Frankreich und ein Dutzend weitere EU-Staaten hatten ein dauerhaftes Preislimit gefordert. Sie konnten sich jedoch nicht gegen Deutschland durchsetzen. Kanzler Olaf Scholz sprach sich gegen einen „politisch gesetzten Preisdeckel“ aus und warnte vor Versorgungsengpässen. Wenn der Preis zu niedrig wäre, könnten Tanker mit Flüssiggas einen großen Bogen um Europa machen.
Zehn Stunden lang redeten sich die Chefs beim Gipfel in Brüssel die Köpfe heiß, bevor sie den vagen Kompromiss fanden. Demnach wollen sie einen „befristeten dynamischen Preiskorridor für Erdgasgeschäfte“ schaffen. Der Gaspreis würde dabei nur zeitweise gedeckelt und flexibel an die Entwicklung am Weltmarkt angepasst. Wie das in der Praxis funktionieren soll, blieb allerdings unklar.
Die Energieminister sollen es richten
Die Lösung sollen die Energieminister bei ihrem nächsten Treffen am kommenden Dienstag finden. Einfach wird das nicht, denn der Teufel steckt im Detail. Außerdem suchen die Minister schon seit einem Jahr geeignete Maßnahmen gegen die Gaspreiskrise – bisher ohne großen Erfolg. Der Preis ist zuletzt zwar gesunken, aber vor allem wegen milder Temperaturen und voller Gasspeicher.
Belgiens Premier Alexander De Croo sprach dennoch von einem Erfolg. Die Energieminister würden Neuland betreten, die Umsetzung werde nicht leicht. Dennoch könnten die Details „in zwei bis drei Wochen“ ausgearbeitet werden. Ähnlich äußerte sich Frankreichs Staatschef Emmanuel Macron. Die wichtigsten Ziele seien erreicht worden: „Wir bleiben geeint, und wir senken den Gaspreis.“
Vorsichtiger äußerte sich Scholz. Der Kompromiss sei sinnvoll, jedoch nicht leicht umsetzbar. Man müsse noch an schwierigen Details arbeiten, bevor die Maßnahmen wirkten. Immerhin kann er es als Erfolg verbuchen, dass der feste Gaspreisdeckel vom Tisch ist. Auch der nun geplante Deckel „light“ könnte noch an einem deutschen Veto scheitern, wie Scholz auf Nachfrage einräumte.
Das ist nicht ein Unfall oder so was. Die Leute werden umgebracht von einer Moralpolizei.

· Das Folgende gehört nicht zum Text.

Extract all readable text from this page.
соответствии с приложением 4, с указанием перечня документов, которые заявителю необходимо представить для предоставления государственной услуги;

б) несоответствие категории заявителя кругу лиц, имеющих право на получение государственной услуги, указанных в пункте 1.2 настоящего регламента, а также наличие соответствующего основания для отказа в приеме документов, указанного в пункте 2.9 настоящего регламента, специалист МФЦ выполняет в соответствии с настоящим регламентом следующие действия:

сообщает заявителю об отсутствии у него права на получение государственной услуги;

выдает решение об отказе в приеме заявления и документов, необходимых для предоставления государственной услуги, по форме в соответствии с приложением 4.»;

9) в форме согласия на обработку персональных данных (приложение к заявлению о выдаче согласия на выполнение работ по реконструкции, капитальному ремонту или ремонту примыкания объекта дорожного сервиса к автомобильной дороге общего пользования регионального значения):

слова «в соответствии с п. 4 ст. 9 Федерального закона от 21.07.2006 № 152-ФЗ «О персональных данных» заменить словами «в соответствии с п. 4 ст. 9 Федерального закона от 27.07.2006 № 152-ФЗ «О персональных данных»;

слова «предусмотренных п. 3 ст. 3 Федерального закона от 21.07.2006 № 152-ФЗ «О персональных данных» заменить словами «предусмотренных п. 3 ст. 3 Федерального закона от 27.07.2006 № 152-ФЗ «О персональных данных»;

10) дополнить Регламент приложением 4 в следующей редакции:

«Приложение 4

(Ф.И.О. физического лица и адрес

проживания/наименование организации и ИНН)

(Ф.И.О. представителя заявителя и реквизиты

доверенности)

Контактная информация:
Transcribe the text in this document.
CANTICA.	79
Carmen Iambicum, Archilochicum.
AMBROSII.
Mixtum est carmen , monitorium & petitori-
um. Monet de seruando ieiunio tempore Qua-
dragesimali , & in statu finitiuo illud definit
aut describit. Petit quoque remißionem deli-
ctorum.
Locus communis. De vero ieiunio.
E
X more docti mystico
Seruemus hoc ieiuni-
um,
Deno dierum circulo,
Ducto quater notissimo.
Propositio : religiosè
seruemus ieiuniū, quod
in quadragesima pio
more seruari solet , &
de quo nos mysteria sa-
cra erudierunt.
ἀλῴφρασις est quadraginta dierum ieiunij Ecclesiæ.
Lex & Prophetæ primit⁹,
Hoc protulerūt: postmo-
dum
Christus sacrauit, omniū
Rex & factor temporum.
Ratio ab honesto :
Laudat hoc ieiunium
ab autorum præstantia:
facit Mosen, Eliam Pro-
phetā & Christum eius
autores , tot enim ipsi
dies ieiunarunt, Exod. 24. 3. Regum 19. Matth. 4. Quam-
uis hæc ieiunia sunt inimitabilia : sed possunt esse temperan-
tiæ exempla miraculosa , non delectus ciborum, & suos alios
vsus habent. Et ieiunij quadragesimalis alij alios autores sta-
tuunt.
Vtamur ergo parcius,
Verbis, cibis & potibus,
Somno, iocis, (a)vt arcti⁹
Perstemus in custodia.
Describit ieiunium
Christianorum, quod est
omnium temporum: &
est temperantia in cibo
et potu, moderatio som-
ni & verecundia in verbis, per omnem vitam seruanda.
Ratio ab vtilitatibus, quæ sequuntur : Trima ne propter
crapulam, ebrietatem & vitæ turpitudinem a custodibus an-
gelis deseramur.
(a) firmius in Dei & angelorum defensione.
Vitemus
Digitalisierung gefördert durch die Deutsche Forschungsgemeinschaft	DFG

Eine Niederlage erlitt der Kanzler dagegen bei der Erschließung neuer Gasfelder. Ein Änderungsantrag dazu, den Scholz in letzter Minute eingebracht hatte, wurde abgelehnt. Auch die von Scholz geforderte Midcat-Gaspipeline ist vom Tisch. Die Regierungen von Spanien, Frankreich und Portugal einigten sich auf den Bau einer dritten Pipeline von Barcelona nach Marseille. Der neue „grüne Energie-Korridor“ lässt Deutschland außen vor.
Debatte zu China, Geld für die Ukraine
Weniger kontrovers ging es bei den außenpolitischen Themen zu. Nach einer Videoschalte mit dem Staatschef der Ukraine, Wolodymyr Selenskyj, sicherten die EU-Chefs dem Land weitere politische, militärische und finanzielle Hilfe zu. Aus dem EU-Haushalt könnten künftig jeden Monat rund 1,5 Milliarden Euro nach Kiew fließen, um „die Grundbedürfnisse“ zu finanzieren, sagte Kommissionspräsidentin Ursula von der Leyen.
Eine längere Debatte gab es zu China. Während aus Washington und Peking zunehmend schrille Töne kommen, bemühte sich EU-Ratspräsident Charles Michel um Ruhe: „Wir sind nicht naiv, aber wir wollen auch keine Konfrontation“, sagte er. Beim Handel und beim Klimaschutz wolle Europa weiter mit China zusammenarbeiten.
Mit besonderer Sorge verfolgt die EU die Entwicklung im Iran. Der luxemburgische Premierminister Xavier Bettel kritisierte die iranischen Sicherheitskräfte für ihr hartes Vorgehen gegen Demonstranten, bei dem immer wieder Menschen ums Leben kommen. „Das ist nicht ein Unfall oder so was. Die Leute werden umgebracht von einer Moralpolizei“, sagte Bettel. Bereits am Montag hatte die EU neue Sanktionen verabschiedet, die sich gegen die iranische Sittenpolizei richten.